The Full Connection Map
Every major transformer component traces back to a formula you have already learned. This table is the Rosetta Stone connecting classical text analysis to modern deep learning:
| Transformer Component | Formula Used | From Chapter |
|---|---|---|
| Training Loss | Cross-Entropy | Ch04: Information Theory |
| Model Evaluation | Perplexity | Ch04: Information Theory |
| Similarity Scoring | Dot Product / Cosine | Ch05: Similarity & Distance |
| Score → Probability | Softmax | This Appendix |
| Attention Weights | Scaled Dot-Product | This Appendix |
| Input Representations | Word Embeddings | Ch07: Word Embeddings |
| Contextual Embeddings | Self-Attention | This Appendix |
| Weight Normalization | Layer Norm (z-score) | Ch02: Co-occurrence & Association |
| What Transformers Replaced | N-gram Language Models | Ch06: Language Models |
| Word Association (implicit) | PMI Matrix | Ch01: PMI and Its Variants |
| Term Importance (analogous) | TF-IDF Weighting | Ch03: TF-IDF Family |
Summary
The transformer is not a single monolithic invention. It is a carefully composed stack of mathematical operations — every one of which has roots in the classical text analysis formulas covered throughout this manual. Softmax normalizes scores into probabilities. Dot products measure similarity. Layer normalization applies z-scores. Cross-entropy drives the training signal. Embeddings encode meaning.

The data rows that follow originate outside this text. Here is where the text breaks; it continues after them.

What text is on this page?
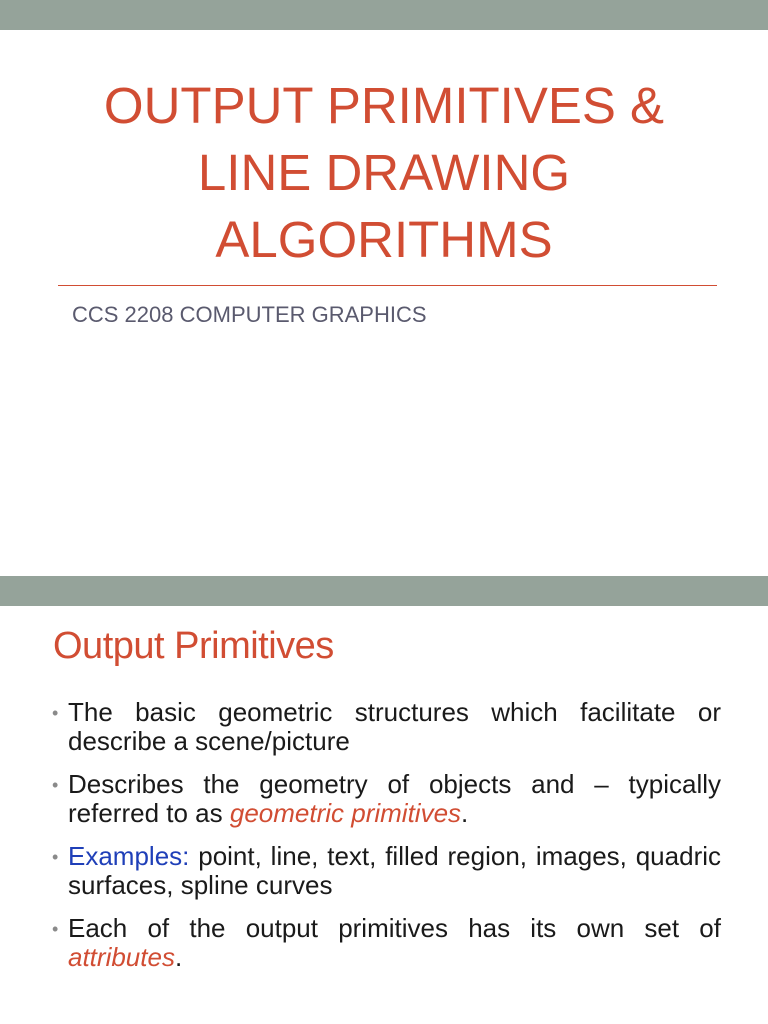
OUTPUT PRIMITIVES &
LINE DRAWING
ALGORITHMS

CCS 2208 COMPUTER GRAPHICS

Output Primitives
• The basic geometric structures which facilitate or describe a scene/picture
• Describes the geometry of objects and – typically referred to as geometric primitives.
• Examples: point, line, text, filled region, images, quadric surfaces, spline curves
• Each of the output primitives has its own set of attributes.
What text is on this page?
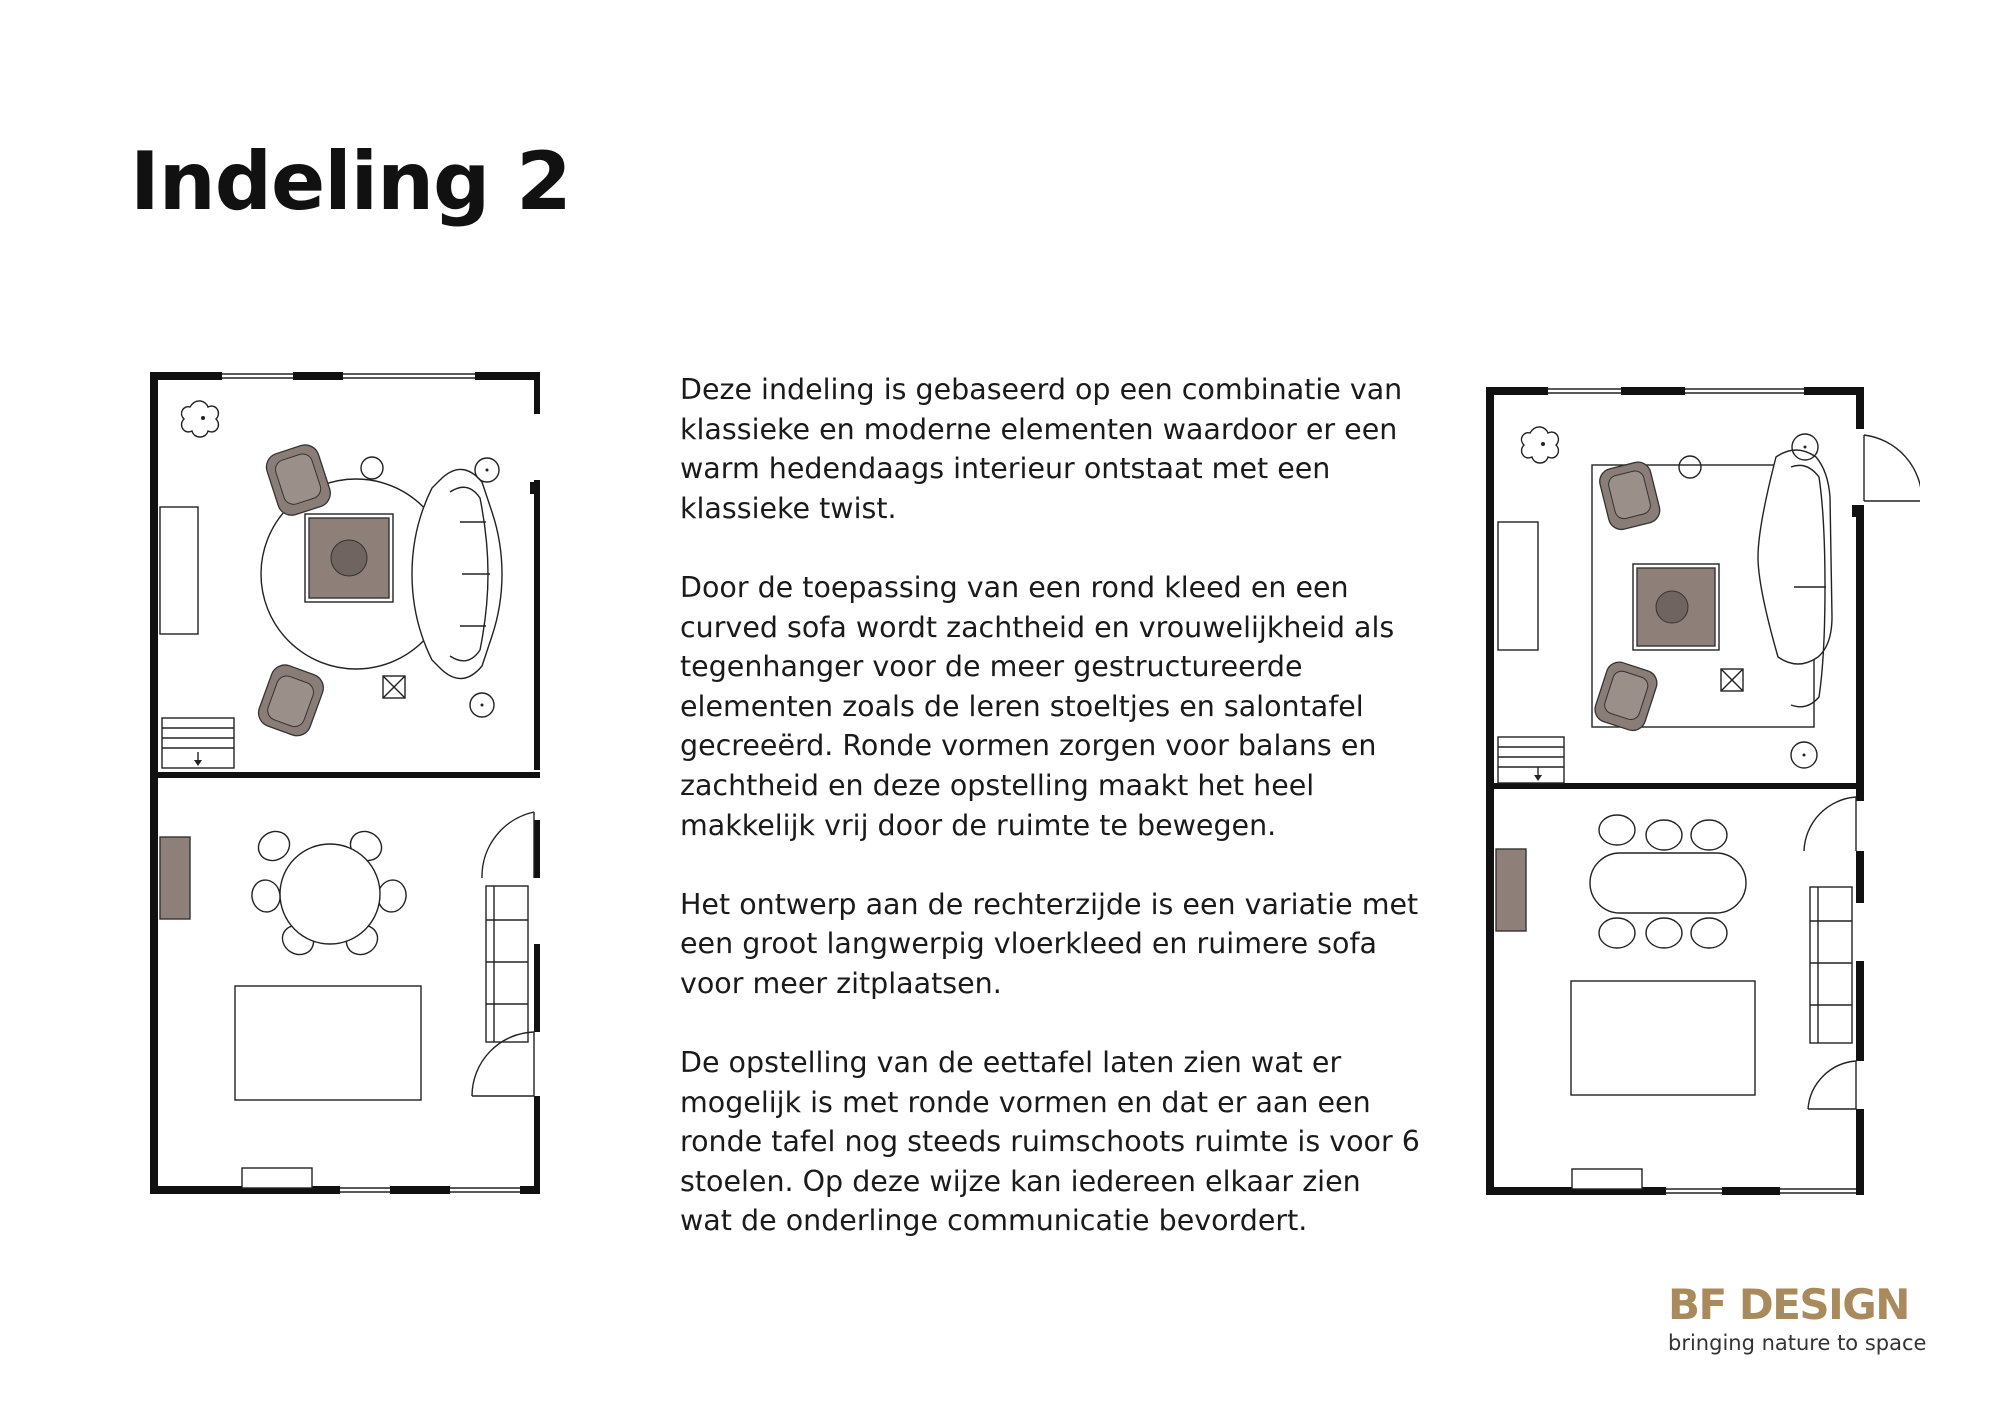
Indeling 2

Deze indeling is gebaseerd op een combinatie van klassieke en moderne elementen waardoor er een warm hedendaags interieur ontstaat met een klassieke twist.

Door de toepassing van een rond kleed en een curved sofa wordt zachtheid en vrouwelijkheid als tegenhanger voor de meer gestructureerde elementen zoals de leren stoeltjes en salontafel gecreeërd. Ronde vormen zorgen voor balans en zachtheid en deze opstelling maakt het heel makkelijk vrij door de ruimte te bewegen.

Het ontwerp aan de rechterzijde is een variatie met een groot langwerpig vloerkleed en ruimere sofa voor meer zitplaatsen.

De opstelling van de eettafel laten zien wat er mogelijk is met ronde vormen en dat er aan een ronde tafel nog steeds ruimschoots ruimte is voor 6 stoelen. Op deze wijze kan iedereen elkaar zien wat de onderlinge communicatie bevordert.

BF DESIGN
bringing nature to space
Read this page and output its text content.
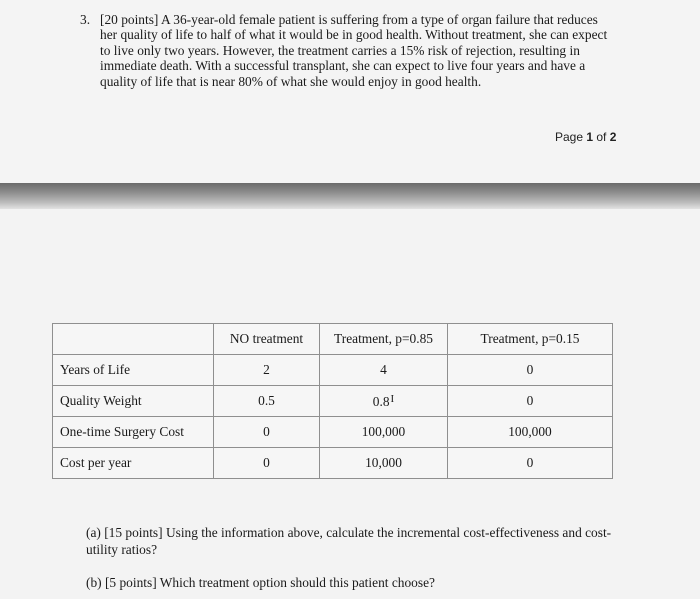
3. [20 points] A 36-year-old female patient is suffering from a type of organ failure that reduces her quality of life to half of what it would be in good health. Without treatment, she can expect to live only two years. However, the treatment carries a 15% risk of rejection, resulting in immediate death. With a successful transplant, she can expect to live four years and have a quality of life that is near 80% of what she would enjoy in good health.
Page 1 of 2
	NO treatment	Treatment, p=0.85	Treatment, p=0.15
Years of Life	2	4	0
Quality Weight	0.5	$0.8^I$	0
One-time Surgery Cost	0	100,000	100,000
Cost per year	0	10,000	0
(a) [15 points] Using the information above, calculate the incremental cost-effectiveness and cost-utility ratios?
(b) [5 points] Which treatment option should this patient choose?
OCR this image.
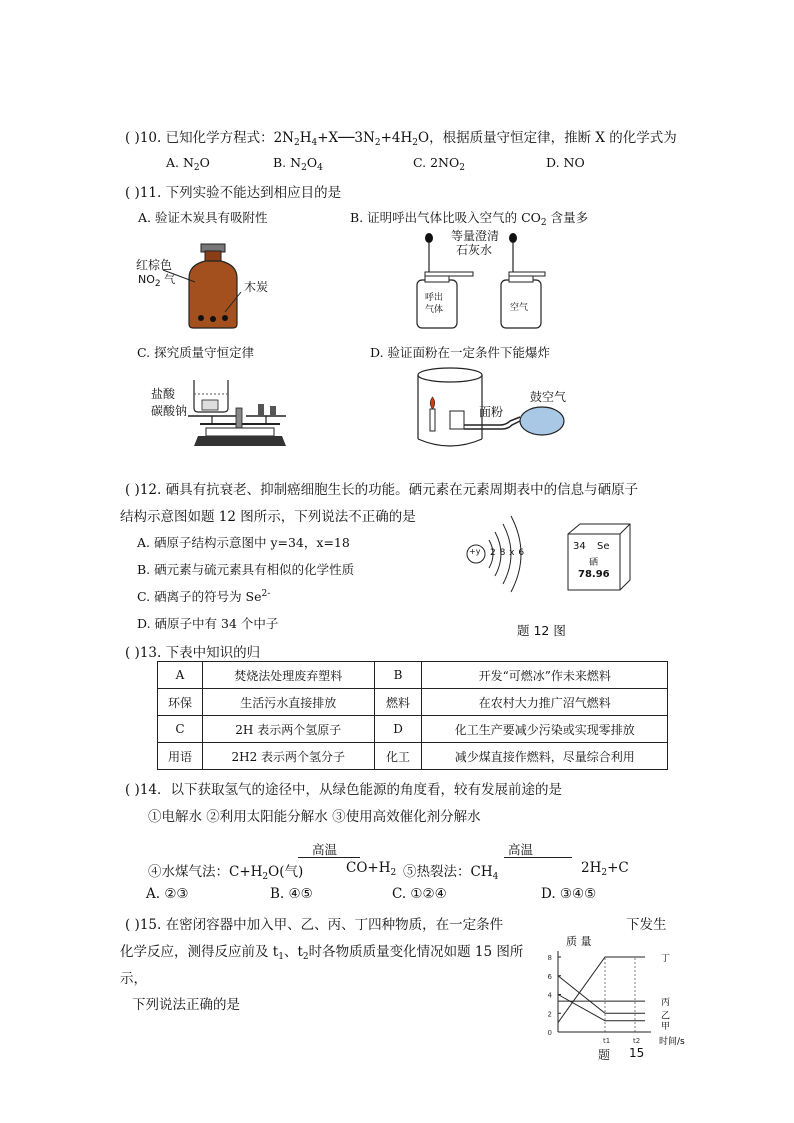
( )10. 已知化学方程式：$2N_2H_4+X──3N_2+4H_2O$，根据质量守恒定律，推断 X 的化学式为
A. $N_2O$	B. $N_2O_4$	C. $2NO_2$	D. NO
( )11. 下列实验不能达到相应目的是
A. 验证木炭具有吸附性	B. 证明呼出气体比吸入空气的 $CO_2$ 含量多
红棕色
$NO_2$ 气
木炭
等量澄清
石灰水
呼出
气体	空气
C. 探究质量守恒定律	D. 验证面粉在一定条件下能爆炸
盐酸
碳酸钠	面粉
鼓空气
( )12. 硒具有抗衰老、抑制癌细胞生长的功能。硒元素在元素周期表中的信息与硒原子
结构示意图如题 12 图所示，下列说法不正确的是
A. 硒原子结构示意图中 y=34，x=18
B. 硒元素与硫元素具有相似的化学性质
C. 硒离子的符号为 $Se^{2-}$
D. 硒原子中有 34 个中子
+y 2 8 x 6
34 Se
硒
78.96
题 12 图
( )13. 下表中知识的归
A	焚烧法处理废弃塑料	B	开发“可燃冰”作未来燃料
环保	生活污水直接排放	燃料	在农村大力推广沼气燃料
C	2H 表示两个氢原子	D	化工生产要减少污染或实现零排放
用语	2H2 表示两个氢分子	化工	减少煤直接作燃料，尽量综合利用
( )14．以下获取氢气的途径中，从绿色能源的角度看，较有发展前途的是
①电解水 ②利用太阳能分解水 ③使用高效催化剂分解水
④水煤气法：$C+H_2O$(气)
高温
$CO+H_2$ ⑤热裂法：$CH_4$
高温
$2H_2+C$
A. ②③	B. ④⑤	C. ①②④	D. ③④⑤
( )15. 在密闭容器中加入甲、乙、丙、丁四种物质，在一定条件	下发生
化学反应，测得反应前及 $t_1$、$t_2$时各物质质量变化情况如题 15 图所
示，
下列说法正确的是
0
2
4
6
8
t1	t2
质 量
时间/s
丁
丙
乙
甲
题 15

Every formula in this manual is alive inside modern transformers. PMI matrices became embeddings. TF-IDF became attention. Z-scores became layer normalization. Cross-entropy became the training signal. The journey from counting word pairs to ChatGPT is shorter than you think.
What changed is scale and learning: instead of hand-designed features, transformers learn their representations end-to-end from data, stacking these operations billions of times. What stayed is the mathematics: the same formulas you can compute by hand on a napkin are running trillions of times per second in every inference call to a modern language model.